Filling the Gap: The Consequences of Collaborator Loss in Corporate R&D
By Felix Poege, Fabian Gaessler, Karin Hoisl, Dietmar Harhoff, Matthias Dorner
Knowledge generation is increasingly pursued in collaboration. The success of such collaborative efforts is grounded in the joint use of “team-specific capital”. In this, collaborators combine explicit and tacit knowledge—human capital—and resources rooted in their relationships with each other—social capital. Mainly in the context of science, previous studies have shown that the loss of a researcher (e.g., due to death) leads to a reduction in team-specific capital among collaborators, which in turn decreases their long-term productivity. However, in the corporate context, the loss of a knowledge worker affects not only collaborators but also the employer, who seeks the continuation of current operations by filling the gap.
In a recent paper, we study knowledge workers in corporate R&D and argue that a collaborator loss affects the remaining collaborators not only by reducing their team-specific capital but also by increasing their bargaining power over the employer, who is in need of filling the gap left by the lost collaborator to ensure the continuation of R&D projects. This shift in bargaining power may, in turn, lead to benefits, such as additional resources or more attractive working conditions. These benefits can partially compensate for the negative effect of reduced team-specific capital on productivity and influence the career trajectories of the remaining collaborators.

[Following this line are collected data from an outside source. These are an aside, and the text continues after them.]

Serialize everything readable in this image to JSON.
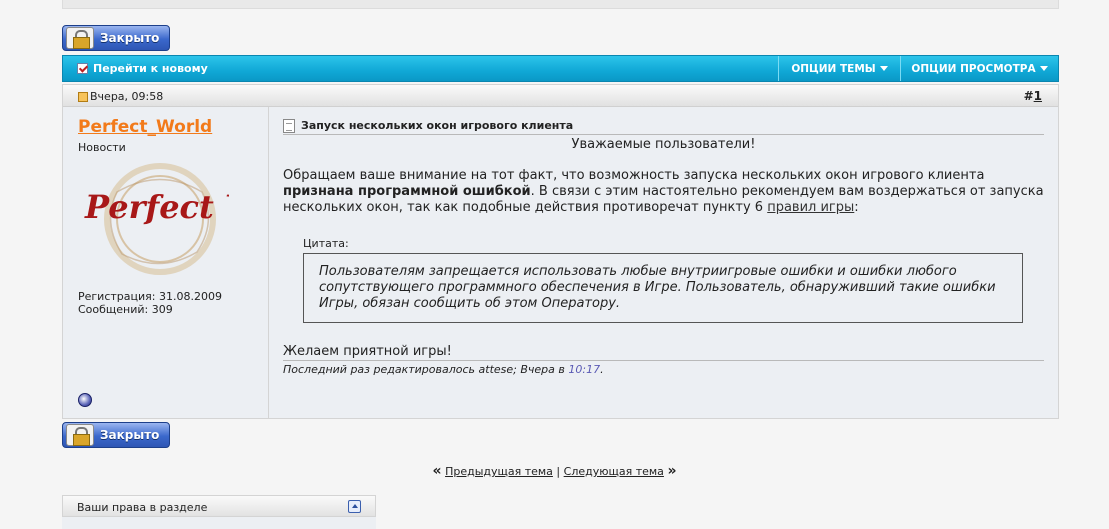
{
  "buttons": {
    "closed_label": "Закрыто"
  },
  "navbar": {
    "goto_new": "Перейти к новому",
    "thread_options": "ОПЦИИ ТЕМЫ",
    "view_options": "ОПЦИИ ПРОСМОТРА"
  },
  "post": {
    "date": "Вчера, 09:58",
    "number_prefix": "#",
    "number": "1",
    "user": {
      "name": "Perfect_World",
      "title": "Новости",
      "avatar_text": "Perfect World",
      "registration": "Регистрация: 31.08.2009",
      "posts": "Сообщений: 309"
    },
    "title": "Запуск нескольких окон игрового клиента",
    "greeting": "Уважаемые пользователи!",
    "body_part1": "Обращаем ваше внимание на тот факт, что возможность запуска нескольких окон игрового клиента ",
    "body_bold": "признана программной ошибкой",
    "body_part2": ". В связи с этим настоятельно рекомендуем вам воздержаться от запуска нескольких окон, так как подобные действия противоречат пункту 6 ",
    "body_link": "правил игры",
    "body_end": ":",
    "quote_label": "Цитата:",
    "quote_text": "Пользователям запрещается использовать любые внутриигровые ошибки и ошибки любого сопутствующего программного обеспечения в Игре. Пользователь, обнаруживший такие ошибки Игры, обязан сообщить об этом Оператору.",
    "wish": "Желаем приятной игры!",
    "edited_prefix": "Последний раз редактировалось attese; Вчера в ",
    "edited_time": "10:17",
    "edited_suffix": "."
  },
  "thread_nav": {
    "left_quote": "«",
    "prev": "Предыдущая тема",
    "sep": "|",
    "next": "Следующая тема",
    "right_quote": "»"
  },
  "rights": {
    "label": "Ваши права в разделе"
  },
  "icons": {
    "lock": "lock-icon",
    "checkbox": "checkbox-icon",
    "dropdown": "triangle-down-icon",
    "post": "post-icon",
    "document": "document-icon",
    "online": "online-status-icon",
    "collapse": "collapse-icon"
  },
  "colors": {
    "navbar": "#10a8d6",
    "username": "#f27a1a",
    "button": "#3b68cc",
    "time_link": "#5a5ab4"
  }
}
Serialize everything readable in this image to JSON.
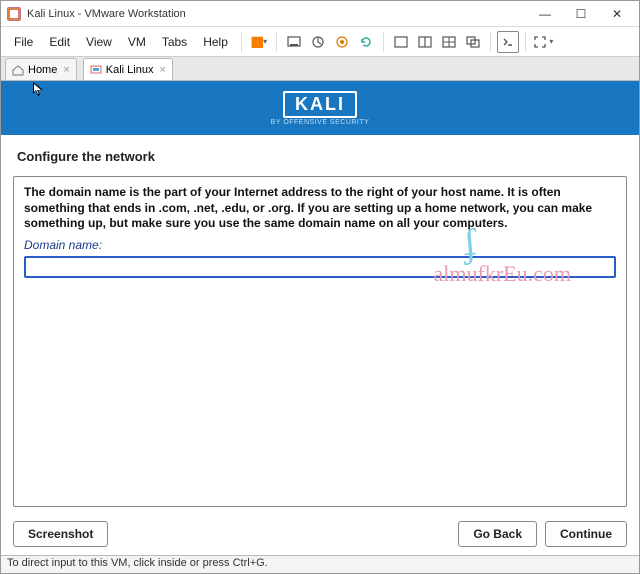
{
  "window": {
    "title": "Kali Linux - VMware Workstation"
  },
  "menu": {
    "file": "File",
    "edit": "Edit",
    "view": "View",
    "vm": "VM",
    "tabs": "Tabs",
    "help": "Help"
  },
  "tabs": {
    "home": "Home",
    "kali": "Kali Linux"
  },
  "banner": {
    "logo": "KALI",
    "subtitle": "BY OFFENSIVE SECURITY"
  },
  "installer": {
    "section_title": "Configure the network",
    "description": "The domain name is the part of your Internet address to the right of your host name.  It is often something that ends in .com, .net, .edu, or .org.  If you are setting up a home network, you can make something up, but make sure you use the same domain name on all your computers.",
    "field_label": "Domain name:",
    "domain_value": ""
  },
  "buttons": {
    "screenshot": "Screenshot",
    "go_back": "Go Back",
    "continue": "Continue"
  },
  "watermark": {
    "text": "almufkrEu.com"
  },
  "statusbar": {
    "hint": "To direct input to this VM, click inside or press Ctrl+G."
  }
}
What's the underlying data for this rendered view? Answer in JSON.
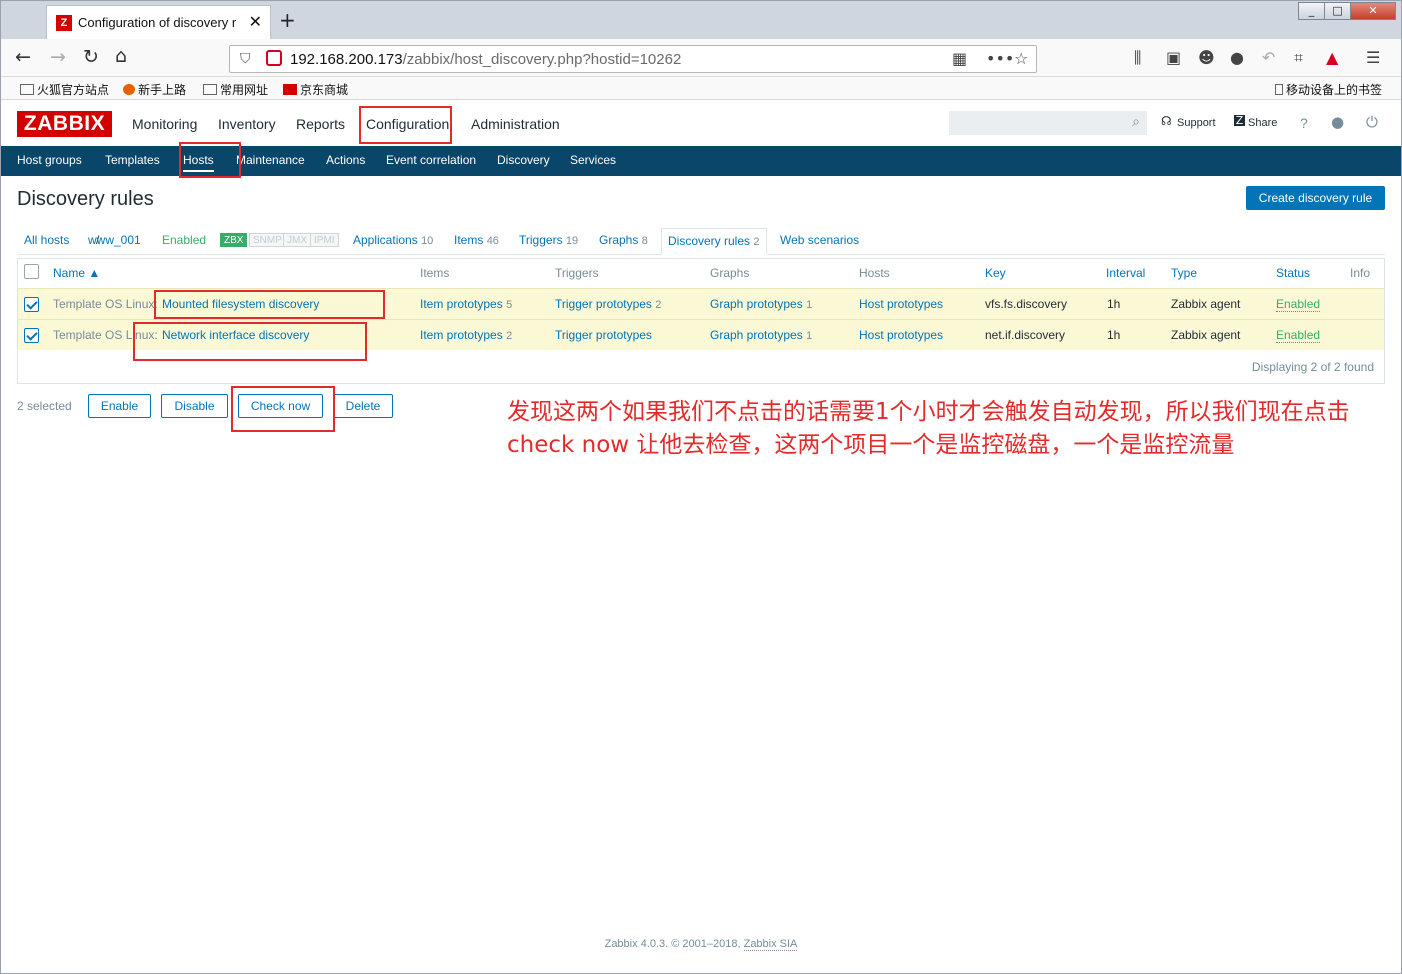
{
  "browser": {
    "tab_favicon": "Z",
    "tab_title": "Configuration of discovery r",
    "url_host": "192.168.200.173",
    "url_path": "/zabbix/host_discovery.php?hostid=10262",
    "bookmarks": [
      "火狐官方站点",
      "新手上路",
      "常用网址",
      "京东商城"
    ],
    "mobile_bookmarks": "移动设备上的书签"
  },
  "zabbix": {
    "logo": "ZABBIX",
    "top_menu": [
      "Monitoring",
      "Inventory",
      "Reports",
      "Configuration",
      "Administration"
    ],
    "header_links": {
      "support": "Support",
      "share": "Share",
      "help": "?"
    },
    "sub_menu": [
      "Host groups",
      "Templates",
      "Hosts",
      "Maintenance",
      "Actions",
      "Event correlation",
      "Discovery",
      "Services"
    ]
  },
  "page": {
    "title": "Discovery rules",
    "create_button": "Create discovery rule",
    "breadcrumb": {
      "all_hosts": "All hosts",
      "sep": "/",
      "host": "www_001",
      "status": "Enabled"
    },
    "availability": [
      "ZBX",
      "SNMP",
      "JMX",
      "IPMI"
    ],
    "host_tabs": [
      {
        "label": "Applications",
        "count": "10"
      },
      {
        "label": "Items",
        "count": "46"
      },
      {
        "label": "Triggers",
        "count": "19"
      },
      {
        "label": "Graphs",
        "count": "8"
      },
      {
        "label": "Discovery rules",
        "count": "2"
      },
      {
        "label": "Web scenarios",
        "count": ""
      }
    ]
  },
  "table": {
    "headers": [
      "Name ▲",
      "Items",
      "Triggers",
      "Graphs",
      "Hosts",
      "Key",
      "Interval",
      "Type",
      "Status",
      "Info"
    ],
    "rows": [
      {
        "template": "Template OS Linux",
        "name": "Mounted filesystem discovery",
        "items": "Item prototypes",
        "items_count": "5",
        "triggers": "Trigger prototypes",
        "triggers_count": "2",
        "graphs": "Graph prototypes",
        "graphs_count": "1",
        "hosts": "Host prototypes",
        "key": "vfs.fs.discovery",
        "interval": "1h",
        "type": "Zabbix agent",
        "status": "Enabled"
      },
      {
        "template": "Template OS Linux",
        "name": "Network interface discovery",
        "items": "Item prototypes",
        "items_count": "2",
        "triggers": "Trigger prototypes",
        "triggers_count": "",
        "graphs": "Graph prototypes",
        "graphs_count": "1",
        "hosts": "Host prototypes",
        "key": "net.if.discovery",
        "interval": "1h",
        "type": "Zabbix agent",
        "status": "Enabled"
      }
    ],
    "footer": "Displaying 2 of 2 found"
  },
  "actions": {
    "selected": "2 selected",
    "buttons": [
      "Enable",
      "Disable",
      "Check now",
      "Delete"
    ]
  },
  "annotation": {
    "line1": "发现这两个如果我们不点击的话需要1个小时才会触发自动发现，所以我们现在点击",
    "line2": "check now 让他去检查，这两个项目一个是监控磁盘，一个是监控流量"
  },
  "footer": {
    "text": "Zabbix 4.0.3. © 2001–2018,",
    "link": "Zabbix SIA"
  }
}
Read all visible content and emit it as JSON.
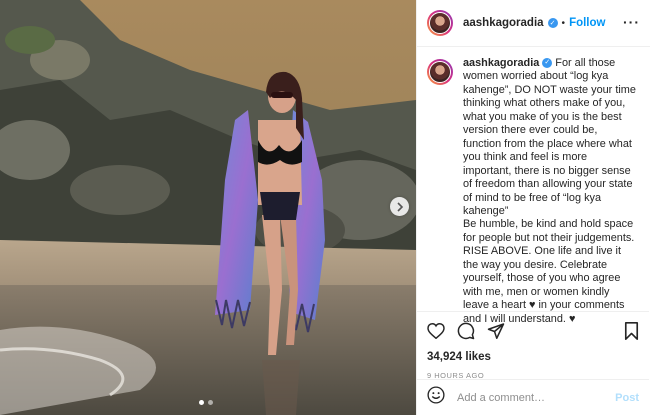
{
  "post": {
    "username": "aashkagoradia",
    "separator": "•",
    "follow_label": "Follow",
    "more_icon": "more-horizontal-icon",
    "caption_user": "aashkagoradia",
    "caption_text": " For all those women worried about “log kya kahenge”, DO NOT waste your time thinking what others make of you, what you make of you is the best version there ever could be, function from the place where what you think and feel is more important, there is no bigger sense of freedom than allowing your state of mind to be free of “log kya kahenge”\nBe humble, be kind and hold space for people but not their judgements. RISE ABOVE. One life and live it the way you desire. Celebrate yourself, those of you who agree with me, men or women kindly leave a heart ♥ in your comments and I will understand. ♥",
    "likes": "34,924 likes",
    "time": "9 HOURS AGO"
  },
  "comment": {
    "placeholder": "Add a comment…",
    "post_label": "Post"
  },
  "carousel": {
    "slides": 2,
    "current": 1
  },
  "colors": {
    "accent": "#0095f6",
    "verified": "#3897f0",
    "post_disabled": "#b2dffc",
    "muted": "#8e8e8e"
  }
}
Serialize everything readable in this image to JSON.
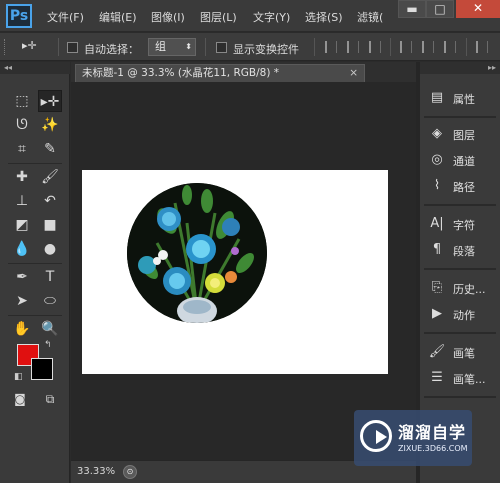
{
  "app": {
    "logo_text": "Ps",
    "menu": [
      "文件(F)",
      "编辑(E)",
      "图像(I)",
      "图层(L)",
      "文字(Y)",
      "选择(S)",
      "滤镜("
    ],
    "window_buttons": {
      "minimize": "▬",
      "maximize": "□",
      "close": "✕"
    }
  },
  "options_bar": {
    "tool_glyph": "▸✛",
    "auto_select_label": "自动选择：",
    "auto_select_checked": false,
    "auto_select_value": "组",
    "show_transform_label": "显示变换控件",
    "show_transform_checked": false
  },
  "toolbox": {
    "collapse_glyph": "◂◂",
    "tools": [
      {
        "name": "rectangular-marquee",
        "glyph": "⬚"
      },
      {
        "name": "move",
        "glyph": "▸✛",
        "active": true
      },
      {
        "name": "lasso",
        "glyph": "ᘎ"
      },
      {
        "name": "magic-wand",
        "glyph": "✨"
      },
      {
        "name": "crop",
        "glyph": "⌗"
      },
      {
        "name": "eyedropper",
        "glyph": "✎"
      },
      {
        "name": "spot-healing",
        "glyph": "✚"
      },
      {
        "name": "brush",
        "glyph": "🖌"
      },
      {
        "name": "clone-stamp",
        "glyph": "⊥"
      },
      {
        "name": "history-brush",
        "glyph": "↶"
      },
      {
        "name": "eraser",
        "glyph": "◩"
      },
      {
        "name": "gradient",
        "glyph": "■"
      },
      {
        "name": "blur",
        "glyph": "💧"
      },
      {
        "name": "dodge",
        "glyph": "●"
      },
      {
        "name": "pen",
        "glyph": "✒"
      },
      {
        "name": "type",
        "glyph": "T"
      },
      {
        "name": "path-selection",
        "glyph": "➤"
      },
      {
        "name": "ellipse",
        "glyph": "⬭"
      },
      {
        "name": "hand",
        "glyph": "✋"
      },
      {
        "name": "zoom",
        "glyph": "🔍"
      }
    ],
    "foreground_color": "#e01010",
    "background_color": "#000000"
  },
  "document": {
    "tab_title": "未标题-1 @ 33.3% (水晶花11, RGB/8) *",
    "close_glyph": "×"
  },
  "status_bar": {
    "zoom": "33.33%",
    "icon_glyph": "⊙"
  },
  "panels": {
    "collapse_glyph": "▸▸",
    "groups": [
      [
        {
          "icon": "properties-icon",
          "glyph": "▤",
          "label": "属性"
        }
      ],
      [
        {
          "icon": "layers-icon",
          "glyph": "◈",
          "label": "图层"
        },
        {
          "icon": "channels-icon",
          "glyph": "◎",
          "label": "通道"
        },
        {
          "icon": "paths-icon",
          "glyph": "⌇",
          "label": "路径"
        }
      ],
      [
        {
          "icon": "character-icon",
          "glyph": "A|",
          "label": "字符"
        },
        {
          "icon": "paragraph-icon",
          "glyph": "¶",
          "label": "段落"
        }
      ],
      [
        {
          "icon": "history-icon",
          "glyph": "⎘",
          "label": "历史..."
        },
        {
          "icon": "actions-icon",
          "glyph": "▶",
          "label": "动作"
        }
      ],
      [
        {
          "icon": "brush-panel-icon",
          "glyph": "🖌",
          "label": "画笔"
        },
        {
          "icon": "brush-presets-icon",
          "glyph": "☰",
          "label": "画笔..."
        }
      ]
    ]
  },
  "watermark": {
    "title": "溜溜自学",
    "url": "ZIXUE.3D66.COM"
  }
}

We empirically investigate the consequences of collaborator loss by exploiting plausibly exogenous variation from 845 unexpected deaths of active inventors. For this, we draw on a novel and unique employer-employee dataset, which records complete biographies of more than 150,000 inventors in Germany between 1980 and 2014. As remaining collaborators, we consider all inventors that have patented at least once with the respective deceased inventor in the ten years prior to death. As a comparison group, we use the collaborators of carefully matched ‘pseudo-deceased’ inventors. We use difference-in-differences designs and hazard models to investigate the effect of the unexpected death of an inventor on the productivity (patented inventions) and the career trajectories (promotion and job mobility) of the remaining collaborators.
We find that collaborator loss has a lasting negative effect on inventor productivity, but find that the effect is driven by the group of inventors with a different employer than the deceased inventor. The negative average effect is in line with previous studies and with the notion of reduced team-specific capital. Finding no negative effect of collaborator loss on productivity for inventors with the same employer however is hard to explain if the reduction of team-specific capital was the only consequence of collaborator loss. Instead, our results are consistent with a countervailing effect on productivity resulting from a more favorable allocation of internal resources and more attractive working conditions for the remaining collaborators with the same employer.
Figure 1: Impact of inventor death on promotion to a senior position for the remaining collaborators with the same employer by position of the deceased inventor (Kaplan–Meier estimates)
To strengthen the plausibility of our explanation, we further test whether the loss of a collaborator directly affects the remaining collaborators’ career trajectories. First, we show that the remaining collaborators with the same employer are likelier to receive a promotion, in particular if the deceased inventor held a senior position (Figure 1). Second, remaining inventors are less likely to leave their current employers, in particular where the remaining collaborator is a suitable replacement for the deceased inventor in terms of human and social capital. Finally, we find that the career effects occur instantly and phase out before productivity effects materialize. Given this chronological order, we can rule out that the career effects simply result from changes in the remaining collaborators’ productivity.
Our study contributes to several strands of literature. First, it adds to the literature on collaborations and the careers of knowledge workers by investigating the effects of collaborator loss on the career trajectories of knowledge workers. Our study extends the existing research that has only focused on (decreases in) productivity but has ignored the role of the employer interested in filling the gap resulting from collaborator loss. Additionally, we highlight the role of substitutability among inventors for their individual careers. In contrast, the literature emphasizes complementarity as foundational for the joint performance of inventors. Second, our study improves our understanding of employment relationships in knowledge-intensive jobs. In particular, it introduces bargaining power as an important aspect of such relationships, which determine the productivity and careers of knowledge workers.